Construction and characterization of β‐lactoglobulin chimeras

At neutral pH, equine β‐lactoglobulin (ELG) is monomeric, whereas bovine β‐lactoglobulin (BLG) exists as a dimer. To understand the difference in the oligomerization properties between ELG and BLG, three mutants of ELG (LP, I, and LPI) were constructed by substituting amino acids responsible for important interactions at the dimer interface of BLG into ELG. The mutant LP has an AB loop mutation (S34A/E35Q), the mutant I has an I strand mutation (G145M/R146H/V147I/Q148R/I149L/V150S/P151F/D152N/L153P) and the mutant LPI includes both the LP and I mutations.
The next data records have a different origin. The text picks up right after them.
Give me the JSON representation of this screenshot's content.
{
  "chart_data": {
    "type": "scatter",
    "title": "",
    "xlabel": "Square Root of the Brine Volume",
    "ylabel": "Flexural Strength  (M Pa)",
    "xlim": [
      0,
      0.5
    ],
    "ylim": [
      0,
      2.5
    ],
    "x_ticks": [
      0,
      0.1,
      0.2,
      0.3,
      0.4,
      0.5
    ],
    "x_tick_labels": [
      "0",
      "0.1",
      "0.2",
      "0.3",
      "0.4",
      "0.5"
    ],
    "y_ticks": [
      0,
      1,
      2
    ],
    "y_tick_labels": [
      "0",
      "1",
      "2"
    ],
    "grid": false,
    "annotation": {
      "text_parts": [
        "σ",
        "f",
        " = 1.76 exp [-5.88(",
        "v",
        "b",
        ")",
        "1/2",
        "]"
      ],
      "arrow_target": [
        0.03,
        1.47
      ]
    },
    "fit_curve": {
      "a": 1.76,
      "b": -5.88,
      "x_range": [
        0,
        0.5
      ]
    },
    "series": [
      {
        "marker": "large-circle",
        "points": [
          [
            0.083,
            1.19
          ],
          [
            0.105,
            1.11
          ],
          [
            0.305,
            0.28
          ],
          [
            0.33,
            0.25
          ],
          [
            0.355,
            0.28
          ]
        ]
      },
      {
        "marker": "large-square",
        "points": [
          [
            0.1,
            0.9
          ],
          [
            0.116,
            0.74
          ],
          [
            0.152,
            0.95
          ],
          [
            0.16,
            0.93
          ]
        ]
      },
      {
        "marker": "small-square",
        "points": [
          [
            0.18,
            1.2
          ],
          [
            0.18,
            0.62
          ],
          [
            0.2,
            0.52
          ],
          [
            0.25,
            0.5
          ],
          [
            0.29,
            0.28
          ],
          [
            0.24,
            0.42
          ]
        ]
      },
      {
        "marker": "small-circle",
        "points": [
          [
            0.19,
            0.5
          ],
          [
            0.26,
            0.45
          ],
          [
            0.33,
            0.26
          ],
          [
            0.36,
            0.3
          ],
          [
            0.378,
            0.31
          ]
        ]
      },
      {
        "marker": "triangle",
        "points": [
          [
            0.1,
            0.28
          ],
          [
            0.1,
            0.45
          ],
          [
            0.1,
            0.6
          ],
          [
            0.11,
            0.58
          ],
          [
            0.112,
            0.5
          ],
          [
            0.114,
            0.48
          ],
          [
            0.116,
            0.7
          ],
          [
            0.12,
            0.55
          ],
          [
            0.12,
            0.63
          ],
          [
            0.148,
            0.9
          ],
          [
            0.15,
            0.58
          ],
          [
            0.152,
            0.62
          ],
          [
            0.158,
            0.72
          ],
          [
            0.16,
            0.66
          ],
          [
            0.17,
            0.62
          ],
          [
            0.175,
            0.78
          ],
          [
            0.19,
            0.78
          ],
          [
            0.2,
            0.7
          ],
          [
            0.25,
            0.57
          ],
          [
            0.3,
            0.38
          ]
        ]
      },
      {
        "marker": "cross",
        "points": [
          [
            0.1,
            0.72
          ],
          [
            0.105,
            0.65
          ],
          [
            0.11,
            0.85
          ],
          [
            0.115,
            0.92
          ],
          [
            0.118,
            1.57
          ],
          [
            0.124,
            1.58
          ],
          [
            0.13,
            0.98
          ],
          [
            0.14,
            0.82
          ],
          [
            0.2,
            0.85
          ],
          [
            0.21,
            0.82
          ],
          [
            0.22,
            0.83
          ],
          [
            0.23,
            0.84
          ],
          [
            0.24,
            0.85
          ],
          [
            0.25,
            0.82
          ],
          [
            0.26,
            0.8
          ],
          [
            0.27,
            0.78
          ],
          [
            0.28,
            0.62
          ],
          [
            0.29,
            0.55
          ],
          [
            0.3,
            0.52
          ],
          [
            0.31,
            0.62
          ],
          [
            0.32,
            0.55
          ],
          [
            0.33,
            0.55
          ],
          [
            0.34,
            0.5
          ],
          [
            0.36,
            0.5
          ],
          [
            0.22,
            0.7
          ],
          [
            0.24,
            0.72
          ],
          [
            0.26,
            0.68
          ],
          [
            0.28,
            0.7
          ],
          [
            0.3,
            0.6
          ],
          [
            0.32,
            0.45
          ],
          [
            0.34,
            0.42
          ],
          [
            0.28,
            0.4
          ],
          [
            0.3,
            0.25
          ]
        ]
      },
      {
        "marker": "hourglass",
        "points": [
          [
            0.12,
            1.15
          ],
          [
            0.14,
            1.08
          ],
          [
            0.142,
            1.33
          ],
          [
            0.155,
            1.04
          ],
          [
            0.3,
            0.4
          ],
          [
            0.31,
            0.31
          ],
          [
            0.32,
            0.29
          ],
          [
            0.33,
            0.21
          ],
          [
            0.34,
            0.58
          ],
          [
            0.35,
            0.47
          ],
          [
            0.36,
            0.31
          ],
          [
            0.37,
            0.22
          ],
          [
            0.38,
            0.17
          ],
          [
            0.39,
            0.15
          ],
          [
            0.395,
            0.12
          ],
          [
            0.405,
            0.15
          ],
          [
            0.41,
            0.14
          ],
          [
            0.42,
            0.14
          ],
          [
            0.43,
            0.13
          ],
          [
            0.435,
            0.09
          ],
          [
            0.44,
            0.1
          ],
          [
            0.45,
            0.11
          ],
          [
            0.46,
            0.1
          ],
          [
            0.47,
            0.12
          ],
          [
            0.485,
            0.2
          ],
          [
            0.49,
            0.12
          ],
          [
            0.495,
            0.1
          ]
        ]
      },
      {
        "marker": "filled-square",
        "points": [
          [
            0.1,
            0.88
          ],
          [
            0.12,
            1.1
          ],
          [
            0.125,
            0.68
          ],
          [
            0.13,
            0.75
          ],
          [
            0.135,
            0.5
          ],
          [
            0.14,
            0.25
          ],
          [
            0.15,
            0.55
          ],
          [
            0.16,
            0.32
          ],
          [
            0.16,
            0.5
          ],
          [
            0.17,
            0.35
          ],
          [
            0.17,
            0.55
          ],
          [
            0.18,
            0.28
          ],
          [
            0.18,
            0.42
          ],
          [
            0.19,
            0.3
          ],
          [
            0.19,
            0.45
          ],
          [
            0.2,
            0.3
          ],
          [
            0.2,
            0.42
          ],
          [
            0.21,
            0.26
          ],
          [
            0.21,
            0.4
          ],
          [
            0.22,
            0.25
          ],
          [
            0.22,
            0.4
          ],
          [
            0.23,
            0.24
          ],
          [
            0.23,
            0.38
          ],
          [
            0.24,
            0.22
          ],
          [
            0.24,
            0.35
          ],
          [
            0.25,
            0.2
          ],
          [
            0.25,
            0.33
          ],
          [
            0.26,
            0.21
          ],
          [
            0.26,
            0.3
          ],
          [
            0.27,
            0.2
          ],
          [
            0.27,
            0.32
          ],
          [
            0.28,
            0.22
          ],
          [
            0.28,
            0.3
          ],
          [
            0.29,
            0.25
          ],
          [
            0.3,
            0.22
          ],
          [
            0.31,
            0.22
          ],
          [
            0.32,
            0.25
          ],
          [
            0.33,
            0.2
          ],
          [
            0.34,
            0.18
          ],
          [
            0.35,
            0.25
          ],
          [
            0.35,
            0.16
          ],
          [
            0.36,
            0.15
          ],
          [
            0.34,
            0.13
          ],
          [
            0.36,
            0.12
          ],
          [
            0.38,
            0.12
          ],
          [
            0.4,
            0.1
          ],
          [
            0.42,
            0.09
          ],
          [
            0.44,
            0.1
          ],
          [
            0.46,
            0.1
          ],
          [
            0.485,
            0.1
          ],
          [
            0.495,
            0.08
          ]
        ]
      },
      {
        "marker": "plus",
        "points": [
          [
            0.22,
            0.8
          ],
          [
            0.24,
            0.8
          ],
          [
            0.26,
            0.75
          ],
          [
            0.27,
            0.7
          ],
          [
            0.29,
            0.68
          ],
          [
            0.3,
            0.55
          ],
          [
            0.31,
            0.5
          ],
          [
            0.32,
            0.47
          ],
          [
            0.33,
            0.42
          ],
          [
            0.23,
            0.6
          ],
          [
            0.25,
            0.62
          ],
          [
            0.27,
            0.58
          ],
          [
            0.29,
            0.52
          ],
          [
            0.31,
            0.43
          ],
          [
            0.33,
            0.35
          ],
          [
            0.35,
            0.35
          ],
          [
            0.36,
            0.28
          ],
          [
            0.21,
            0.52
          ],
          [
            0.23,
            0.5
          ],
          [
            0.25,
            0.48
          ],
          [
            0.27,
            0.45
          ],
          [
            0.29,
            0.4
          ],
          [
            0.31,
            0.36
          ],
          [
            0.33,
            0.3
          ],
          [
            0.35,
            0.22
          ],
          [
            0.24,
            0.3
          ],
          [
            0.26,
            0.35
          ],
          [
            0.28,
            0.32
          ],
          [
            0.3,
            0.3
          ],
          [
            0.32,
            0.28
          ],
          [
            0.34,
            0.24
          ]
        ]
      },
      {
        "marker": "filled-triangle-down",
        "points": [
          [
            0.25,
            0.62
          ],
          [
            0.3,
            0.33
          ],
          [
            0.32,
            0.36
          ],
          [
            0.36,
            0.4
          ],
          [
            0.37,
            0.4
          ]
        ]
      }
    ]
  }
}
The far‐ and near‐UV CD spectra of the three mutants are similar to that of the wild‐type ELG, indicating that the secondary and the tertiary structures of ELG are not significantly affected by the mutations. Ultracentrifuge analysis shows that all three mutants are monomeric at neutral pH, suggesting that the protein sequences in the AB loop and I strand of BLG alone cannot support dimerization of ELG. Thus, structural differences must exist between ELG and BLG that prevent the ELG mutants from forming the same interactions as BLG at the dimer interface. Proteins 2002;49:297–301. © 2002 Wiley‐Liss, Inc.